CSE 80 -- Lecture 10 -- Feb 6


Continuation of lecture on make.

Context dependent make macros: $<, $@, and $*. The $< macro expands to the file in the dependency list that triggered the rule to fire, the $@ macro expands to the target object that should be built by the rule, and the $* expands to the common stem. Implicit make rule uses these. For example, the implicit rule for building relocatable object files from C source files is:

.c.o:
	$(CC) $(CFLAGS) -c $<
make requires that filenames follow a naming convention. .l files are lex source files (lex is a lexical analyzer generator), .y files are yacc source files (yacc is a compiler compiler which generates parsers for LALR(n) languages [you don't need to know this, but you'll encounter this again when you take compilers]), etc. These are some of the standard suffices that make already know about, and there are implicit rules for doing the .l.o and .y.o conversions.
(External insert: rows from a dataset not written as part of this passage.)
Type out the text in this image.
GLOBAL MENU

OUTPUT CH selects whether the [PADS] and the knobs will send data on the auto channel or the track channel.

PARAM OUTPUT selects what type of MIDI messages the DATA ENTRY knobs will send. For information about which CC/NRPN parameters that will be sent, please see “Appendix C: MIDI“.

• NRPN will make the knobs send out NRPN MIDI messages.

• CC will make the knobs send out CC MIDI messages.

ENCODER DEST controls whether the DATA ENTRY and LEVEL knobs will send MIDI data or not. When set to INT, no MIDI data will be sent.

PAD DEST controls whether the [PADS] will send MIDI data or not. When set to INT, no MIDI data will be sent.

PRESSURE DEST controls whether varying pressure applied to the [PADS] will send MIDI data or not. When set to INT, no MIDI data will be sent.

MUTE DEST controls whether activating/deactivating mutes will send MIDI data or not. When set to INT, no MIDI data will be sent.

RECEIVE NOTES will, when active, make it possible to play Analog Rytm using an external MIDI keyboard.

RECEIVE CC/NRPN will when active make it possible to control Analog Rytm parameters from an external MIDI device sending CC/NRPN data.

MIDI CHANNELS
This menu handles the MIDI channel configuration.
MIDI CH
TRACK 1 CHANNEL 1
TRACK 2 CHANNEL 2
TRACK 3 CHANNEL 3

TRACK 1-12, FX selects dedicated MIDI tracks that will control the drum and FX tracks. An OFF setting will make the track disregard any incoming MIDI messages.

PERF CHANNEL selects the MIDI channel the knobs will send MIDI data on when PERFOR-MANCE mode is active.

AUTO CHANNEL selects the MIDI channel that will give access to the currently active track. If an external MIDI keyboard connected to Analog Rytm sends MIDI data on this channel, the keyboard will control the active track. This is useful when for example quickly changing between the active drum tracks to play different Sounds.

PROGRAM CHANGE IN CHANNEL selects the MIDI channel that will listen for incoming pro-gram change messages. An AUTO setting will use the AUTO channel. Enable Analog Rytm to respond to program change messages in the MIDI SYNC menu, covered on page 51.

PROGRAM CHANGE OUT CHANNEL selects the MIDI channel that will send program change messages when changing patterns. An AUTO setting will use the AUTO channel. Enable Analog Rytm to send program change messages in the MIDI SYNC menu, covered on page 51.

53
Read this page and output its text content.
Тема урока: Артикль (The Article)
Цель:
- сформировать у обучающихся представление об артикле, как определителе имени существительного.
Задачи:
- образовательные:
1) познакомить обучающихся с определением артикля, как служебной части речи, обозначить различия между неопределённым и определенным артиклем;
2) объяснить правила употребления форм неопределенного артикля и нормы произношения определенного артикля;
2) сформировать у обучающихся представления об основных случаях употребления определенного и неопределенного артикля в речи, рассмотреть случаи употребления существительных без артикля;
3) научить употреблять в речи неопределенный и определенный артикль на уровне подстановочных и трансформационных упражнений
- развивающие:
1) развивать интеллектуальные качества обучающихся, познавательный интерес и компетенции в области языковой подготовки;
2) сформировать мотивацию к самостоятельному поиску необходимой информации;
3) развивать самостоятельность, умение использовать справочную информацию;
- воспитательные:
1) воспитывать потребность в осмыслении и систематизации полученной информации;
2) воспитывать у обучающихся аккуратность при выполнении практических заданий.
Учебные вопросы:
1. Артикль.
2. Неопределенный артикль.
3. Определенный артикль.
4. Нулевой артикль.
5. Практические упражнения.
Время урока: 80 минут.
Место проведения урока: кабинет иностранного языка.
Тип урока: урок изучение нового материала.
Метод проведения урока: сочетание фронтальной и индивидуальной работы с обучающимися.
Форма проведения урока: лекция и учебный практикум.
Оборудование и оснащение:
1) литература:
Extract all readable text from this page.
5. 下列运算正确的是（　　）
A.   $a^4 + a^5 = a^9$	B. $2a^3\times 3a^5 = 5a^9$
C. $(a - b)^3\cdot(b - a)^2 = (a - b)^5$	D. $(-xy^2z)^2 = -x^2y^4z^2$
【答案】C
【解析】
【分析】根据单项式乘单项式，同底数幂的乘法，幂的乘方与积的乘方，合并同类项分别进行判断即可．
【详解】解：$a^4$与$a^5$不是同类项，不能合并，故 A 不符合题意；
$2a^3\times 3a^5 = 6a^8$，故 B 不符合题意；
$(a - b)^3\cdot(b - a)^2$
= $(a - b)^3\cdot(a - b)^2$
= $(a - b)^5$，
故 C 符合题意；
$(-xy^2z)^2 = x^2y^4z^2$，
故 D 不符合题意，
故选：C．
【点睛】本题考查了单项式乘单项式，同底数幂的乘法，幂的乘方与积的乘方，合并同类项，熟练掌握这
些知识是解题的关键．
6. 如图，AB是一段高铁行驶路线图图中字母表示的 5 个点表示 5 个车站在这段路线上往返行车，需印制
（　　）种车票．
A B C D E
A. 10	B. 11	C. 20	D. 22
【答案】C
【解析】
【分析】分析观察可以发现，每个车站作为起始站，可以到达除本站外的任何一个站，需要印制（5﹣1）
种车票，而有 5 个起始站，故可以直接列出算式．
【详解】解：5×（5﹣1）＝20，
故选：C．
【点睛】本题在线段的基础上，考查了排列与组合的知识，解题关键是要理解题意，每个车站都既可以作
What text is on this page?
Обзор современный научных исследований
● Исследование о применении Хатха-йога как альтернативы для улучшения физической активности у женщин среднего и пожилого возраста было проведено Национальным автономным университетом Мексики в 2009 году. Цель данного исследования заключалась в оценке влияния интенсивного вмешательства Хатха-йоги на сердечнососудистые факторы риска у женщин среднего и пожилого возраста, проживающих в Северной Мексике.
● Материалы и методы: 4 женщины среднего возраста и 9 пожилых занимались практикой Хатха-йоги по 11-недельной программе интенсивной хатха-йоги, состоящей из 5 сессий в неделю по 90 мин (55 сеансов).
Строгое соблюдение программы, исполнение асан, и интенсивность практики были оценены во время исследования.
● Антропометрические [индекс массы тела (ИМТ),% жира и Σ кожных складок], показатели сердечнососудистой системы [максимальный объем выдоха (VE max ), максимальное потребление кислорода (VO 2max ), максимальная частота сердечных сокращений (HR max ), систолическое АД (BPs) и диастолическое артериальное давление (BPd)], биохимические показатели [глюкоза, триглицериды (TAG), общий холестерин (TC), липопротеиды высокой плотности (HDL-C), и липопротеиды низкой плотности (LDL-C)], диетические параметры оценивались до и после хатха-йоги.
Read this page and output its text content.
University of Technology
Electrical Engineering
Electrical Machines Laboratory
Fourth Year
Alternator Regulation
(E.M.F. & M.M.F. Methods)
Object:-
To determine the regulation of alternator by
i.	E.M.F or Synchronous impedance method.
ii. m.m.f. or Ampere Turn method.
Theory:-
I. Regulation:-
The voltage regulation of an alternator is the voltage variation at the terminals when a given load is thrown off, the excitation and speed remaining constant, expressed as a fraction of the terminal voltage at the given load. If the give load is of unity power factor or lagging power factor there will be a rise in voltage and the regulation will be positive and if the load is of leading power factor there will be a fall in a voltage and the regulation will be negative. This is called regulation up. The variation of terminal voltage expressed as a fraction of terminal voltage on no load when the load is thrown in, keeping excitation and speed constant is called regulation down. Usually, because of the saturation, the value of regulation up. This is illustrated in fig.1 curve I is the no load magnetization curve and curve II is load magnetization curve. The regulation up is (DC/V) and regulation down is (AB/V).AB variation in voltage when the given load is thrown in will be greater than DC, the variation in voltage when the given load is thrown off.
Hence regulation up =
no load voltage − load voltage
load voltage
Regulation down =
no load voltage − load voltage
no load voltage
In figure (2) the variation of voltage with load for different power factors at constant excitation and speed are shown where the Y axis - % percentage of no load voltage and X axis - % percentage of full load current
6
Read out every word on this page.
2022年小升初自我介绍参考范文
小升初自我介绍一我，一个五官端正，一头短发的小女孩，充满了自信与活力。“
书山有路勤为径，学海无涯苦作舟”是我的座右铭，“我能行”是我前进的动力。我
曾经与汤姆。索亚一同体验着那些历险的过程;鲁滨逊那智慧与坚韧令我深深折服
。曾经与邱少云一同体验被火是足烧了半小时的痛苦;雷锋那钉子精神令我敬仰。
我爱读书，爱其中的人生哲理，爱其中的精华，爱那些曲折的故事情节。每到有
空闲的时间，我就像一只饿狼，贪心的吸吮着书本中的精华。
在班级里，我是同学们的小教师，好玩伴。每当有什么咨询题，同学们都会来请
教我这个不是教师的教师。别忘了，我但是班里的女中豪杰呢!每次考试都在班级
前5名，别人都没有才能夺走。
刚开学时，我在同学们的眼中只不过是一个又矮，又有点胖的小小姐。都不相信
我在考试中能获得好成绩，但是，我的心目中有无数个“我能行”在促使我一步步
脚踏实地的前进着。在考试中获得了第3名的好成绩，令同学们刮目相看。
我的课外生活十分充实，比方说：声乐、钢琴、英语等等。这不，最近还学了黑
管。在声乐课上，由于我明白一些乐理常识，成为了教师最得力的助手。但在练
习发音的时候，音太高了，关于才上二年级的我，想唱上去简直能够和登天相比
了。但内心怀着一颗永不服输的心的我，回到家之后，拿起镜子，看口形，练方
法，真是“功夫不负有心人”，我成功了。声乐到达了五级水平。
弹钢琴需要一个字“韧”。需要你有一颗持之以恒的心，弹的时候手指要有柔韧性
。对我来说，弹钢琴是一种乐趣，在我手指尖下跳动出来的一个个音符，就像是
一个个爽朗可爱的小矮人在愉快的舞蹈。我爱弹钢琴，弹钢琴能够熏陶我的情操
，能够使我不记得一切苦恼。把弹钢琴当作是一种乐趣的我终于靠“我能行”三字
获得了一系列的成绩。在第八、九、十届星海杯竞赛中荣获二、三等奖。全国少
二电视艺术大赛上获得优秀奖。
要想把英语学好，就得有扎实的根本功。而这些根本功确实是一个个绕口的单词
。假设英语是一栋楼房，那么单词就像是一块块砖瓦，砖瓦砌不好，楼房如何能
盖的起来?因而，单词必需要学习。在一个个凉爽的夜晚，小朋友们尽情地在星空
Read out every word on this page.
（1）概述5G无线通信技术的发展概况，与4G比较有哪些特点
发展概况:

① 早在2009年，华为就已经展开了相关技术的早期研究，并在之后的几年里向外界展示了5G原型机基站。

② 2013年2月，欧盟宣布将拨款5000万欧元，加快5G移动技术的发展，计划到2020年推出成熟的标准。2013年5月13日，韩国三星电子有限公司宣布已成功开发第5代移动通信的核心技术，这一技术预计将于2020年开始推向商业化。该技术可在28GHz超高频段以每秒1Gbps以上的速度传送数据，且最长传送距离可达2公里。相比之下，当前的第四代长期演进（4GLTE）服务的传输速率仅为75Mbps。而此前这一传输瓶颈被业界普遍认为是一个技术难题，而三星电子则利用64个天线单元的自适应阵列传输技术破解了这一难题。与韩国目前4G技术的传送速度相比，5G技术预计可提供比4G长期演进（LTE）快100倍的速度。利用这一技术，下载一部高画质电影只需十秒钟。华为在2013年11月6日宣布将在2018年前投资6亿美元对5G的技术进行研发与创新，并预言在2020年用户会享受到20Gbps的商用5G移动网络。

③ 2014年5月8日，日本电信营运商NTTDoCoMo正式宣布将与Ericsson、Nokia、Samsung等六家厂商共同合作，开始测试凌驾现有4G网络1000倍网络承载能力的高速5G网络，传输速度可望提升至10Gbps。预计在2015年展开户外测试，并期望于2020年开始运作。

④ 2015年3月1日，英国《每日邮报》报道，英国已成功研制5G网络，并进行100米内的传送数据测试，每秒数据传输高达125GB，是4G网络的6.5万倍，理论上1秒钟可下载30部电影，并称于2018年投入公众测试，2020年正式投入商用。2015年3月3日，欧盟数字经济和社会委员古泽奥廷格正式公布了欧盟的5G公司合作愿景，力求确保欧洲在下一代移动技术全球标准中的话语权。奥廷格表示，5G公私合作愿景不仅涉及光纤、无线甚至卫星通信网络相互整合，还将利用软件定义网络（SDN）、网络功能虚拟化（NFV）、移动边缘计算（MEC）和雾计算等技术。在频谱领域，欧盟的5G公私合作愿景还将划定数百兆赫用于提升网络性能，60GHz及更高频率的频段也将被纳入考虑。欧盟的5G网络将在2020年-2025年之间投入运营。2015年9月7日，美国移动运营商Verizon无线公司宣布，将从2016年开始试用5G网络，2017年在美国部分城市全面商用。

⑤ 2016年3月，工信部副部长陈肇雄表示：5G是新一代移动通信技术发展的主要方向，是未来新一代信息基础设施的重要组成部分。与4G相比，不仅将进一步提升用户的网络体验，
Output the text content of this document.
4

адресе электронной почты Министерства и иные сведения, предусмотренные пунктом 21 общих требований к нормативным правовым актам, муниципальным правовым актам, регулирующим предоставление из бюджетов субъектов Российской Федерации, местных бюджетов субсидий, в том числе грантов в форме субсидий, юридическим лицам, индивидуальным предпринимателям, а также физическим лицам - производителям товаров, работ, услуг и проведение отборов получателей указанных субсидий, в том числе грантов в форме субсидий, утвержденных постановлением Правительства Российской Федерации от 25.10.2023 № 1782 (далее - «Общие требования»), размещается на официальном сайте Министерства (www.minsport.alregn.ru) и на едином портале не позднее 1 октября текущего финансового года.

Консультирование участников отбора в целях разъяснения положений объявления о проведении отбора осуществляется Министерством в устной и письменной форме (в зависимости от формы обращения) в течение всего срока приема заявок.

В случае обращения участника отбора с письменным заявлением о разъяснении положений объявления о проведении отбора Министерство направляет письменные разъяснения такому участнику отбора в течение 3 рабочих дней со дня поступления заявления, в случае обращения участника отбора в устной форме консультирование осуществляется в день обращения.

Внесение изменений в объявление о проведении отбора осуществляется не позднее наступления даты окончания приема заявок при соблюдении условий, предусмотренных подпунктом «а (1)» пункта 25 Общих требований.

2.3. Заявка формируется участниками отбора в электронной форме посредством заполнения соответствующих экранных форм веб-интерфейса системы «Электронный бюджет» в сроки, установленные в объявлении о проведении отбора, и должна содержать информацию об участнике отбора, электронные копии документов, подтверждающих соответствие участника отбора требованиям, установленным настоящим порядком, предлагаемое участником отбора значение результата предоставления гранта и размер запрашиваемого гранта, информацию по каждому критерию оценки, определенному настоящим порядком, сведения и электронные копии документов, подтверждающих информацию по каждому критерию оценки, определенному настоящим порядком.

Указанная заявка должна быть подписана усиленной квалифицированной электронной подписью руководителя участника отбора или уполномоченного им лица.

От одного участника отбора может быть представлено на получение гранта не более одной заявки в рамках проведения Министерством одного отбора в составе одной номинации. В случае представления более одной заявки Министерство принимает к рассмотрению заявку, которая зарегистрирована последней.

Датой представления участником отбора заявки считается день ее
make strips known suffices off of filenames to match implicit rules. For example, if you had a file pgm.c in your current directory, and your Makefile contained

pgm:	pgm.o
	$(CC) -o pgm pgm.o -lXaw -lXt -lX11
and you typed in make pgm, even though no pgm.o exists and there are no explicit rule for creating the pgm.o file, make will know that .o is a known suffix, and to look for an implicit rule that will build pgm.o from a file in the current directory with the right name. Since there are .c.o, .l.o, and .y.o rules (there are actually more), make will look for files named pgm.c, pgm.l, or pgm.y as candidate source files. Since pgm.c exists, make will go ahead and use the .c.o rule to create the needed pgm.o file.